Tiré du livre de Dennis Lehane, Shutter Island est une bonne adaptation d’une histoire complexe et marquante. Martin Scorcese aurait pu se reposer sur le livre pour développer son film. Mais si l’intrigue de Shutter Island constitue en elle-même une trame solide pour réaliser une bonne enquête policière teintée de drame psychologique, Martin Scorsese en a fait une œuvre d’art. 


Shutter Island
Arnold Böcklin, L'île des morts
Dès le début, le bateau se dirige dans la brume vers Shutter Island et à la vue de cette grande île aux falaises imposantes, on pense à L’île des morts d’Arnold Böcklin, série de cinq tableaux montrant un bateau accostant sur les rives d’une île lugubre. Le film illustre ensuite l’ambiance du récit par beaucoup de plans rappelant différents mouvements comme le Symbolisme, mais aussi le Surréalisme ou l'Expressionnisme. Le spectateur se trouve déstabilisé par quelques plans très courts, sur une ampoule ou le visage d'une actrice prononçant un mot sur lequel le réalisateur a choisi d'insister ; quelques arrêts sur image figent un visage dès lors inaltérable. On comprend alors être dans l’esprit de Teddy Daniels, et les rêves se mêlent à la réalité. A l'instar d'Aviator, le réalisateur insiste sur les couleurs et fait de chacun de ces plans oniriques, un tableau.
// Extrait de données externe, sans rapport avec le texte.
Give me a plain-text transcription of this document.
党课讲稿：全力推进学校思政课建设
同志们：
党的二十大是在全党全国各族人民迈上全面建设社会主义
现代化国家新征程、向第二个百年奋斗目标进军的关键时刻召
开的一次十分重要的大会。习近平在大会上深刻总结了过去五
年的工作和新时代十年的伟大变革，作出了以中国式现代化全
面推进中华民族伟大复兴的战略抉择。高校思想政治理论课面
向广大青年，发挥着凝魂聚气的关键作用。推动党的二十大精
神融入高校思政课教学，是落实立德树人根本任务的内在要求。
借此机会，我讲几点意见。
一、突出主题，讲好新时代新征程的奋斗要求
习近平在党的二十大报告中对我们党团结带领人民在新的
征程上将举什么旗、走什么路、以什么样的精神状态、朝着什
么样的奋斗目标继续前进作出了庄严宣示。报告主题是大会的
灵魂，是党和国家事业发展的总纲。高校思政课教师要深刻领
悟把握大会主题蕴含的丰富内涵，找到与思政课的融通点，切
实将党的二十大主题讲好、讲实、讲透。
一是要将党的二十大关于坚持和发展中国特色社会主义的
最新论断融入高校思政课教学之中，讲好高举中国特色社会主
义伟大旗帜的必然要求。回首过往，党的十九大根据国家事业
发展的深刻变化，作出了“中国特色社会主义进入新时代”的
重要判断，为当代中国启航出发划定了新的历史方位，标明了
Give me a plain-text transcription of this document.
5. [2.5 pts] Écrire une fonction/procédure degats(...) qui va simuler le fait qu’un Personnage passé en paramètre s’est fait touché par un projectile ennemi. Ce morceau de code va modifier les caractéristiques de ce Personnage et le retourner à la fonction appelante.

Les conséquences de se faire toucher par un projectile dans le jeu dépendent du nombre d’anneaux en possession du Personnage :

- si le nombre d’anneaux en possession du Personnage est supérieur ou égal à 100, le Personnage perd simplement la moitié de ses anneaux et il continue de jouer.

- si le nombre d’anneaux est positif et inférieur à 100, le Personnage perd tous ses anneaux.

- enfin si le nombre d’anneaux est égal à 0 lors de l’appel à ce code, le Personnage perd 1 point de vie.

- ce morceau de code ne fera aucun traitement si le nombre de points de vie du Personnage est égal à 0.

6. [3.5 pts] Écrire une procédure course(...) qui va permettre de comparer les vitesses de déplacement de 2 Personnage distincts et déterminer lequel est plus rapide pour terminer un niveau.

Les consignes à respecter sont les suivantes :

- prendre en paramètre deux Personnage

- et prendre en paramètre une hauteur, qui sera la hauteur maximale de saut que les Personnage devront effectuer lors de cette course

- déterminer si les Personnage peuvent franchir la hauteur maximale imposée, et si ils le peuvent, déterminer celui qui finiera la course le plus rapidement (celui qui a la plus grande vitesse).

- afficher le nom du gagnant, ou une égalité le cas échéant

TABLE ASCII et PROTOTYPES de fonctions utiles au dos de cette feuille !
Michelle Williams, Leonardo DiCaprio


Michelle Williams

Le dernier élément immanquable se trouve être la musique. Aucune partition n’a été composée pour le film, les morceaux sont tous l’œuvre de musiciens tels que Gustav Mahler, qui replonge Teddy Daniels dans des évènements tragiques, mais aussi John Cage, Nam June Paik, deux compositeurs affiliés au mouvement artistique « Fluxus » dans les années soixante. Mais si cette utilisation de morceaux classiques pour illustrer un livre nous rappelle sensiblement Stanley Kubrick, il ne m’étonnerait pas que l’hommage soit assumé : les œuvres utilisées les plus importantes sont de Penderecki et Ligeti, deux compositeurs chers à Stanley Kubrick (le morceau « Lontano » présent plusieurs fois au cours du film, est d’ailleurs entendu dans Shining.)

Shutter Island

La combinaison de ces éléments fait de Shutter Island un film élégant, mystérieux et qui hante longtemps après la projection.